Left to our own de­vices

The Weekend Australian - Travel - - Travel & Indulgence - SU­SAN KURO­SAWA

I have just up­graded to an iPhone 6 from a much ear­lier (and thus crit­i­cally en­dan­gered) model. Yes, I do know this makes me one of those much-de­rided “late adopters”, but I like to cling to what I know, and feel lit­tle need to rush head­long to­wards all that is new and shiny. This phone, with all the latest apps and maps that ap­pear in the blink of an eye and amus­ing emoji icons, seems to con­tain the se­crets of a smi­ley-faced uni­verse. It is des­tined to be­come an in­dis­pens­able trav­el­ling com­pan­ion, in the style of my favourite guide­books years ago.
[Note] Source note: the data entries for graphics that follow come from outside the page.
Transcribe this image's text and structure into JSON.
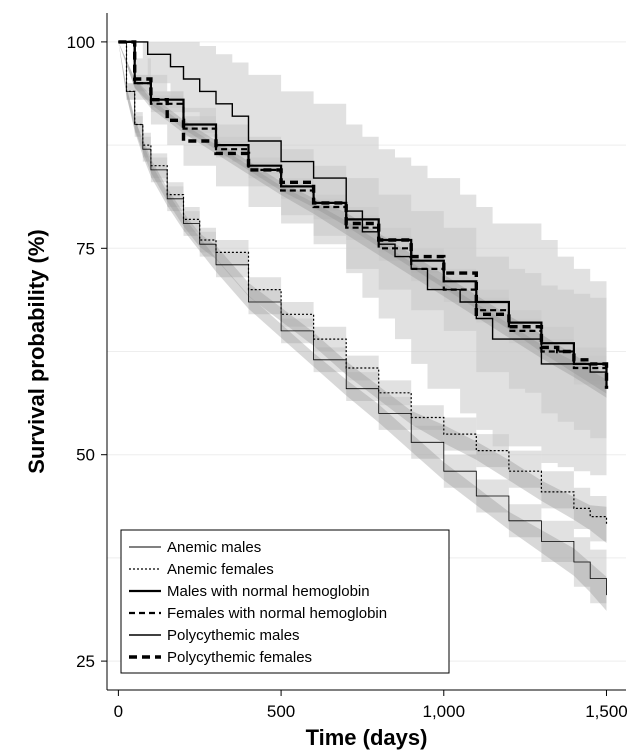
{
  "chart_data": {
    "type": "line",
    "title": "",
    "xlabel": "Time (days)",
    "ylabel": "Survival probability (%)",
    "xlim": [
      0,
      1500
    ],
    "ylim": [
      25,
      100
    ],
    "x_ticks": [
      0,
      500,
      1000,
      1500
    ],
    "x_tick_labels": [
      "0",
      "500",
      "1,000",
      "1,500"
    ],
    "y_ticks": [
      25,
      50,
      75,
      100
    ],
    "y_tick_labels": [
      "25",
      "50",
      "75",
      "100"
    ],
    "grid": true,
    "legend_position": "bottom-left",
    "band_colors": {
      "light": "#c8c8c8",
      "dark": "#8f8f8f"
    },
    "line_color": "#000000",
    "series": [
      {
        "name": "Anemic males",
        "style": "thin-solid",
        "x": [
          0,
          25,
          50,
          75,
          100,
          150,
          200,
          250,
          300,
          400,
          500,
          600,
          700,
          800,
          900,
          1000,
          1100,
          1200,
          1300,
          1400,
          1450,
          1500
        ],
        "y": [
          100,
          94,
          90,
          87,
          84.5,
          81,
          78,
          75.5,
          73,
          68.5,
          65,
          61.5,
          58,
          55,
          51.5,
          48,
          45,
          42,
          39.5,
          37,
          35,
          33
        ],
        "ci_lower": [
          100,
          93,
          88.5,
          85.5,
          83,
          79.5,
          76.5,
          74,
          71.5,
          67,
          63.5,
          60,
          56.5,
          53,
          49.5,
          46,
          43,
          40,
          37,
          34,
          32,
          29.5
        ],
        "ci_upper": [
          100,
          95,
          91.5,
          88.5,
          86,
          82.5,
          79.5,
          77,
          74.5,
          70,
          66.5,
          63,
          60,
          57,
          53.5,
          50,
          47,
          44,
          42,
          40,
          38.5,
          37
        ]
      },
      {
        "name": "Anemic females",
        "style": "dotted",
        "x": [
          0,
          25,
          50,
          75,
          100,
          150,
          200,
          250,
          300,
          400,
          500,
          600,
          700,
          800,
          900,
          1000,
          1100,
          1200,
          1300,
          1400,
          1450,
          1500
        ],
        "y": [
          100,
          94,
          90,
          87.5,
          85,
          81.5,
          78.5,
          76,
          74.5,
          70,
          67,
          64,
          60.5,
          57.5,
          54.5,
          52.5,
          50.5,
          48,
          45.5,
          43.5,
          42.5,
          41.5
        ],
        "ci_lower": [
          100,
          93,
          89,
          86,
          83.5,
          80,
          77,
          74.5,
          73,
          68.5,
          65.5,
          62.5,
          59,
          56,
          53,
          50.5,
          48.5,
          46,
          43.5,
          41,
          39.5,
          37.5
        ],
        "ci_upper": [
          100,
          95,
          91,
          89,
          86.5,
          83,
          80,
          77.5,
          76,
          71.5,
          68.5,
          65.5,
          62,
          59,
          56,
          54.5,
          52.5,
          50.5,
          48,
          46,
          45,
          45.5
        ]
      },
      {
        "name": "Males with normal hemoglobin",
        "style": "solid",
        "x": [
          0,
          50,
          100,
          200,
          300,
          400,
          500,
          600,
          700,
          800,
          900,
          1000,
          1100,
          1200,
          1300,
          1400,
          1500
        ],
        "y": [
          100,
          95,
          93,
          90,
          87.5,
          85,
          82.5,
          80.5,
          78.5,
          76,
          73.5,
          71,
          68.5,
          66,
          63.5,
          61,
          58.5
        ],
        "ci_lower": [
          100,
          94,
          92,
          89,
          86.5,
          84,
          81.5,
          79.5,
          77,
          74.5,
          72,
          69.5,
          67,
          64.5,
          61.5,
          59,
          56.5
        ],
        "ci_upper": [
          100,
          96,
          94,
          91,
          88.5,
          86,
          83.5,
          81.5,
          80,
          77.5,
          75,
          72.5,
          70,
          67.5,
          65.5,
          63,
          60.5
        ]
      },
      {
        "name": "Females with normal hemoglobin",
        "style": "dashed",
        "x": [
          0,
          50,
          100,
          200,
          300,
          400,
          500,
          600,
          700,
          800,
          900,
          1000,
          1100,
          1200,
          1300,
          1400,
          1500
        ],
        "y": [
          100,
          95,
          92.5,
          89.5,
          87,
          84.5,
          82,
          80,
          77.5,
          75,
          72.5,
          70,
          67.5,
          65,
          62.5,
          60.5,
          58
        ],
        "ci_lower": [
          100,
          94,
          91.5,
          88.5,
          86,
          83.5,
          81,
          78.5,
          76,
          73.5,
          71,
          68.5,
          66,
          63.5,
          61,
          58.5,
          56
        ],
        "ci_upper": [
          100,
          96,
          93.5,
          90.5,
          88,
          85.5,
          83,
          81,
          79,
          76.5,
          74,
          71.5,
          69,
          66.5,
          64,
          62,
          60
        ]
      },
      {
        "name": "Polycythemic males",
        "style": "thin-step",
        "x": [
          0,
          75,
          90,
          160,
          200,
          250,
          300,
          350,
          400,
          500,
          600,
          700,
          750,
          800,
          850,
          900,
          950,
          1050,
          1100,
          1150,
          1300,
          1350,
          1400,
          1450,
          1500
        ],
        "y": [
          100,
          100,
          98.5,
          97,
          95.5,
          94,
          92.5,
          91,
          88,
          85.5,
          83.5,
          79.5,
          77,
          75.5,
          74,
          72.5,
          70,
          68.5,
          66.5,
          64,
          61,
          61,
          61,
          60,
          59
        ],
        "ci_lower": [
          100,
          98,
          95,
          93,
          91.5,
          89.5,
          87.5,
          85.5,
          82.5,
          79,
          76.5,
          72,
          69,
          66.5,
          64,
          61,
          58,
          55,
          53,
          51,
          49,
          48.5,
          48,
          47.5,
          47
        ],
        "ci_upper": [
          100,
          100,
          100,
          100,
          100,
          99.5,
          98.5,
          97.5,
          96,
          94,
          92.5,
          90,
          88.5,
          87,
          86,
          85,
          83.5,
          81.5,
          80,
          78,
          76,
          74,
          72.5,
          71,
          70.5
        ]
      },
      {
        "name": "Polycythemic females",
        "style": "thick-dashed",
        "x": [
          0,
          50,
          100,
          150,
          200,
          300,
          400,
          500,
          600,
          700,
          800,
          900,
          1000,
          1100,
          1200,
          1250,
          1300,
          1350,
          1400,
          1450,
          1500
        ],
        "y": [
          100,
          95.5,
          93,
          90.5,
          88,
          86.5,
          84.5,
          83,
          80.5,
          78,
          76,
          74,
          72,
          67,
          65.5,
          65.5,
          63,
          62.5,
          61.5,
          61,
          58
        ],
        "ci_lower": [
          100,
          93,
          90,
          87.5,
          85,
          82.5,
          80,
          78,
          75.5,
          72.5,
          70,
          67.5,
          65,
          60,
          58,
          57.5,
          55,
          54,
          53,
          52,
          51
        ],
        "ci_upper": [
          100,
          98,
          96,
          94,
          92,
          90,
          88.5,
          87,
          85,
          83.5,
          81.5,
          79.5,
          77.5,
          74,
          72.5,
          72,
          70.5,
          70,
          69.5,
          69,
          67
        ]
      }
    ]
  }
}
Way back, if lug­gage lim­its were an is­sue, I would some­times pho­to­copy the pages I needed (or, hor­rors, rip free whole chap­ters, leav­ing books limp and de­feated) and set forth. Or of­ten I would just go com­mando-style, re­ly­ing on com­mon sense and, per­haps, a friend’s rec­om­men­da­tion or two. Those were the days of real dis­cov­er­ies, feel­ing as close as one could rea­son­ably imag­ine to be­ing an ex­plorer or ex­pe­di­tioner.
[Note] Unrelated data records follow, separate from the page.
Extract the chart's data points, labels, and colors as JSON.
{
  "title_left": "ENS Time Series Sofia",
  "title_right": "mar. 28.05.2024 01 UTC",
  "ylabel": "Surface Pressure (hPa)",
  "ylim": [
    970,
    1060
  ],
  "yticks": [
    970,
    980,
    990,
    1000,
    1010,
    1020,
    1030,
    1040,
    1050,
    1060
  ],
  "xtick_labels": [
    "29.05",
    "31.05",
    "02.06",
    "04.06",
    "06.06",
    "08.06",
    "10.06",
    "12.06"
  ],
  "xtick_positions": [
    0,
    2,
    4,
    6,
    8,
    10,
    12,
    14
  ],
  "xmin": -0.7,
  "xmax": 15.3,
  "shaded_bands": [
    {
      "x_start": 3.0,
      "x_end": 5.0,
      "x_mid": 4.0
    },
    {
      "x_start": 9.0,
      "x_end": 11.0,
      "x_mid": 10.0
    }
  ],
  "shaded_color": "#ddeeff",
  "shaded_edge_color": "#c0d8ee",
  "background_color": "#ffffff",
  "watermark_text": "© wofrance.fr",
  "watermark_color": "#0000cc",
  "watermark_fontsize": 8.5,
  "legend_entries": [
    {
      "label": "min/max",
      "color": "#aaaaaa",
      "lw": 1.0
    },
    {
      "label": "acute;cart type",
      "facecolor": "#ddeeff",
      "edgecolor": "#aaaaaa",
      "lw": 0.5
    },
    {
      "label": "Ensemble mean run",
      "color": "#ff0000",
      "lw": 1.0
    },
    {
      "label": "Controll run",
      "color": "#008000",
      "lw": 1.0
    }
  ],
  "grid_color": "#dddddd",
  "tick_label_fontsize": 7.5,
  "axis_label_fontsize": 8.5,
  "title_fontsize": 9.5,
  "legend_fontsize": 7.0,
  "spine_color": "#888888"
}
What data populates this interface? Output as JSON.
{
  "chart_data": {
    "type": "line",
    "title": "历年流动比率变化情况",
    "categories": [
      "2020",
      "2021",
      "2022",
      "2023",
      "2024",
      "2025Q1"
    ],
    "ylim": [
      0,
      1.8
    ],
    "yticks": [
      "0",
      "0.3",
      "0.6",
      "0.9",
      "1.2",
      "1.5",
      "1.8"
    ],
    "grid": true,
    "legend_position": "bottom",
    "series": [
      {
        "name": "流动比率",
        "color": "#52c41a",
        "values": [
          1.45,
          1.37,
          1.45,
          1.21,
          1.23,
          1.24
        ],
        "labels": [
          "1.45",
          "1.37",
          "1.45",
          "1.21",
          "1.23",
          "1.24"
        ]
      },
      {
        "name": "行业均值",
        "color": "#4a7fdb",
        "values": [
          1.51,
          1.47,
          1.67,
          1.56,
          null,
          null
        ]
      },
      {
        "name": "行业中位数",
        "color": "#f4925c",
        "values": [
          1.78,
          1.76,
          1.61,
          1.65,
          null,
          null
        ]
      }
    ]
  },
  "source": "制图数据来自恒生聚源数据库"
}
Few fron­tiers re­main un­tram­melled; al­most ev­ery­where is doc­u­mented, pho­tographed, In­sta­grammed and Face­booked. Those of us who want to fall off the map should con­sider not car­ry­ing a map or a de­vice. Dig­i­tal detox tourism is a grow­ing trend and some lodges and camps in far-flung reaches, such as Africa and South and Cen­tral Amer­ica, are proudly (and bravely) advertising their lack of con­nec­tiv­ity; these are places for those who want to feel com­pletely un­reach­able, if only for a day or two. It’s the con­tem­po­rary equiv­a­lent of that Gone Fish- in’ sign on the of­fice door that used to be con­sid­ered a fair thing, a good lark. Now of course there would be a mo­bile phone num­ber scrawled be­neath be­cause it is deemed com­pletely un­ac­cept­able to be out of range.
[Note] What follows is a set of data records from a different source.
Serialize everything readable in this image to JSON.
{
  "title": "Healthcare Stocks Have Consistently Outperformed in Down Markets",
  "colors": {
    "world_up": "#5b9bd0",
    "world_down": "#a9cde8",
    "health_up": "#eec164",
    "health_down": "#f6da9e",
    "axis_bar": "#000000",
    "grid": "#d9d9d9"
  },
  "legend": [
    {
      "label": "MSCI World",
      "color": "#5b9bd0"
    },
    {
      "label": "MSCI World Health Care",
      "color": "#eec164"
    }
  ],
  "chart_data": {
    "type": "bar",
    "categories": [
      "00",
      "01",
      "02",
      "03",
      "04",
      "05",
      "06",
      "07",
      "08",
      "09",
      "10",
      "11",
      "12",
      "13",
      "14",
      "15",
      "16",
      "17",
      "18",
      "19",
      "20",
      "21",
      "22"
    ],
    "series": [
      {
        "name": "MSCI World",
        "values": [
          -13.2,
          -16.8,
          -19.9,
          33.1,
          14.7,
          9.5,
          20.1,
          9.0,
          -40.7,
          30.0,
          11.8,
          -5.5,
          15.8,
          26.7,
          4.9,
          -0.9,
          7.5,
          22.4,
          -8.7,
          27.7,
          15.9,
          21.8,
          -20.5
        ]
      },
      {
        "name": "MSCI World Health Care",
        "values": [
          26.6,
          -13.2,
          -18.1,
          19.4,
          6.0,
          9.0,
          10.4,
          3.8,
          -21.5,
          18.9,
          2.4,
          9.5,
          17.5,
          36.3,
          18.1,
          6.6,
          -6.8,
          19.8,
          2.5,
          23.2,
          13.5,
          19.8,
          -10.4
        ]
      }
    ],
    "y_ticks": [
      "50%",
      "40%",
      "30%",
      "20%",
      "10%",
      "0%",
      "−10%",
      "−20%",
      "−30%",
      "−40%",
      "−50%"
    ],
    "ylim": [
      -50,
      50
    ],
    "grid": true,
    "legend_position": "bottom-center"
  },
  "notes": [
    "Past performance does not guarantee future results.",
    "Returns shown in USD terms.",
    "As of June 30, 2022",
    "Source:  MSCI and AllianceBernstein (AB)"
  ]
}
I stayed at a sa­fari camp a year or so ago in south­ern Africa where the sig­nal was so patchy that de­vices rarely worked and be­cause man­age­ment couldn’t con­vince some guests of this, it was eas­ier for staff to con­fis­cate iPhones and iPads at check-in and to point out that if a real emer­gency arose, there was a satel­lite phone that could be used to call the “out­side world”. They made it sound as if such calls would cost a royal ran­som. De­vices were popped into a safe and stayed there, unloved if not en­tirely for­got­ten. Be­fore this tac­tic was de­cided upon, the man­ager told me, some guests would wan­der off and climb trees in search of sig­nals, which was fool­hardy in­deed. A lion on the line, per­chance?

Air­craft and cruise ships were once places you could be sure of be­ing un­con­tactable. But now you can make calls and send mes­sages from on high and cruise lines of­fer af­ford­able (or oc­ca­sion­ally free) Wi-Fi. Once you had to make ship-to-shore calls and some­times this meant go­ing up to the bridge and meet­ing the hand­somely at­tired ra­dio of­fi­cer and plead­ing your emer­gency. Now it’s just me and my iPhone 6 at sea, I fear, as aside from its po­ten­tial to bake scones and teach me con­ver­sa­tional Urdu, I am sure it can tap out a Morse Code sig­nal at a sec­ond’s no­tice.